In this case, what denialists are doing is they’re trying to use the confusing nature of things like ground penetrating radar or the fact that most Canadians are not paying attention to the intricacies of what Nations are actually announcing in their preliminary reports and investigations. They’re trying to twist information and hive off support for truth and reconciliation by suggesting that it is a hoax.
They’re trying to argue that everyone’s being misled, and we should really just go back to thinking that the system was well-intentioned. It was “of the times.” Abuse is being exaggerated. Deaths didn’t happen or they were inevitable. Once people understand that these kinds of comments, these kinds of strategies are being used deliberately, pushed out deliberately by the same characters, then we can start to understand them as denialism and begin to think, okay, so our goal is actually not just to learn about residential school truth. We also need to learn how to defend that truth from denialism. So, we have to learn the basic talking points.

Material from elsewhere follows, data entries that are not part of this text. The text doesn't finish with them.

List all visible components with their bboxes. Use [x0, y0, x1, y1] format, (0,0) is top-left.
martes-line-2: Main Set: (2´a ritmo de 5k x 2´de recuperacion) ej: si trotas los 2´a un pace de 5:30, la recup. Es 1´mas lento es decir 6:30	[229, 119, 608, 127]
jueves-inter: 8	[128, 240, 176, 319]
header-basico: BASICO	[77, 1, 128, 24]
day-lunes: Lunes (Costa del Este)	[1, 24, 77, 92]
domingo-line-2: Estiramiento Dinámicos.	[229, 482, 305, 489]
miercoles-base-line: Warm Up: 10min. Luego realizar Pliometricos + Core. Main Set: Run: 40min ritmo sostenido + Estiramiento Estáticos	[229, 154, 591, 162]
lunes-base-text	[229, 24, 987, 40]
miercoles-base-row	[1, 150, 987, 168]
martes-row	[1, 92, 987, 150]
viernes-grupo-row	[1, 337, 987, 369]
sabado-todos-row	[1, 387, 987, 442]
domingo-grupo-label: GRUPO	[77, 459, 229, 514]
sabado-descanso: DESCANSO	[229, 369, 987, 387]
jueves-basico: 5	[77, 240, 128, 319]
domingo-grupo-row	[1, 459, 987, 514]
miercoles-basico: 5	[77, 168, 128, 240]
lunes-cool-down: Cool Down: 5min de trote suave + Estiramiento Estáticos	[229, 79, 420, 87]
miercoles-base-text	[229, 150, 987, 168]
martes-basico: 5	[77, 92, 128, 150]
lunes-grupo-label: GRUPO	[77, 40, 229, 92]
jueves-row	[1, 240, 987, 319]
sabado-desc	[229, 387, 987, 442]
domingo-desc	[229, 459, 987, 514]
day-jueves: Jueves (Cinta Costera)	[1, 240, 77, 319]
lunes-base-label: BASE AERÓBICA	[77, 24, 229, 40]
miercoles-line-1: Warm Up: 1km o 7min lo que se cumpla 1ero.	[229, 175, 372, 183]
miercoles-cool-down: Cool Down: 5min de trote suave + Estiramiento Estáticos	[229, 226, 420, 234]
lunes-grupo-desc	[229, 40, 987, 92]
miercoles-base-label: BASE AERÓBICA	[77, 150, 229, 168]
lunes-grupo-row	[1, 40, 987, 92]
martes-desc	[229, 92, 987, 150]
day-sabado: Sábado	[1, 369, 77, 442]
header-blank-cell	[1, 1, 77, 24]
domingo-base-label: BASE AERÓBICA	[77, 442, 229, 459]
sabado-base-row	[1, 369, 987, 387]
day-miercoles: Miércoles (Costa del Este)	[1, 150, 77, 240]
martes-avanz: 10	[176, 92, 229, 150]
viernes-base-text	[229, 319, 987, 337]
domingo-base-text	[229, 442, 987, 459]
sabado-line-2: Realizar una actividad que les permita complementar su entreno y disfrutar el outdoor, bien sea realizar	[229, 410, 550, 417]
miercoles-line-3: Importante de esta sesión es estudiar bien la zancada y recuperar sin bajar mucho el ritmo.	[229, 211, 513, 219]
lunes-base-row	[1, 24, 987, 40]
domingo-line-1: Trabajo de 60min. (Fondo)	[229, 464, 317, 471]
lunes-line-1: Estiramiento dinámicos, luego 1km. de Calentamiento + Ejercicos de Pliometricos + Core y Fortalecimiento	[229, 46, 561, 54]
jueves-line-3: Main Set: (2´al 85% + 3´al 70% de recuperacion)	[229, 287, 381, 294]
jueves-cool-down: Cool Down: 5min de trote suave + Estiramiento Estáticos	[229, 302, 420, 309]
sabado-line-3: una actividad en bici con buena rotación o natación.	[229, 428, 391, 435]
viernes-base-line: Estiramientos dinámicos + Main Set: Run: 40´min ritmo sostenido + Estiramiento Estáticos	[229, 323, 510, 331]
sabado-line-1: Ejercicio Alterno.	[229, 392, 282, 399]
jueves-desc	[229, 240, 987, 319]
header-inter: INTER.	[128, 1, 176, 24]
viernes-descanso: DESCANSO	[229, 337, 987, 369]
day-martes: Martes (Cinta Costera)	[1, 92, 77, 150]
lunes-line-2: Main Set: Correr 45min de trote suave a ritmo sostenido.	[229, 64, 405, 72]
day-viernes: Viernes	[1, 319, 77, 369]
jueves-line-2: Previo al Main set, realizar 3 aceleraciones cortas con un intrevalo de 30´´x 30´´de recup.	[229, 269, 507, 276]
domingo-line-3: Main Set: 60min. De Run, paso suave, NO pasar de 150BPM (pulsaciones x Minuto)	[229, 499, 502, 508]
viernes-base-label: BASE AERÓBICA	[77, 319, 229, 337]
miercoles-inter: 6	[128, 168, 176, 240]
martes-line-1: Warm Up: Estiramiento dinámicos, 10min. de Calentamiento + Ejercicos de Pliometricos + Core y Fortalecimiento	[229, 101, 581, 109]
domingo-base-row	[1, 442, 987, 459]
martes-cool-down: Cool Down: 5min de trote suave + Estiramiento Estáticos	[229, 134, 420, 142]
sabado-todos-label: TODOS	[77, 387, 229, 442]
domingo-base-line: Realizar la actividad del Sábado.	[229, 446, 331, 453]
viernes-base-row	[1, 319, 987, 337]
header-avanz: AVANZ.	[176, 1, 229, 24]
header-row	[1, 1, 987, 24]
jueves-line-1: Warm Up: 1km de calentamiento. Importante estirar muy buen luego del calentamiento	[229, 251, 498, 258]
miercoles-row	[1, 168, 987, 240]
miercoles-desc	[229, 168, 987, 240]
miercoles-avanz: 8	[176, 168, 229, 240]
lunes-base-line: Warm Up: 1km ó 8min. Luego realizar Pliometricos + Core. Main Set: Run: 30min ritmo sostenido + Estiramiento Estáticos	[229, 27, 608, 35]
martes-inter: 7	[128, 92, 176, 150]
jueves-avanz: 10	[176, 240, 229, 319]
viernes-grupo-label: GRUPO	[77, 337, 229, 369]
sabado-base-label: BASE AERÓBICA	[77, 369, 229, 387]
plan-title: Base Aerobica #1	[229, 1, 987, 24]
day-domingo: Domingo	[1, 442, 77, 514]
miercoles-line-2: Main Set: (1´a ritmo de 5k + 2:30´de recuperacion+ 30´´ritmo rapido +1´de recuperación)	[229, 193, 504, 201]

We need to understand what the strategy is so that we don’t respond to people like Brodie by saying “you’re wrong,” because she’s actually right in a very narrow sense. She’s trying to focus very narrowly out of context on this one issue, while ignoring the larger context that the investigation is not over. So why are we doing this? And also, that if the issue is that Canadians are frustrated that additional deaths haven’t been confirmed and that all of this is a hoax, that is actually wrong.
Even in British Columbia, additional deaths have been confirmed at schools across the province. So what Brodie’s trying to do is use this as a wedge, and that is part of the strategy of flooding the zone with residential school denialism.
People know that it’s wrong. They know that Brodie has a pattern of anti-Indigenous racism. But she’s hoping that people won’t be able to respond in the clearest way, and then they can actually use those responses to further double down on pushing denialism as a way of undermining Kamloops or Indigenous people and attack truth and reconciliation generally to protect the settler capitalist status quo, which is their ultimate end-game.
RE: Thank you so much for speaking with me today, Sean.
This interview has been edited for clarity and length.
Sean Carleton is a settler historian and associate professor at the University of Manitoba.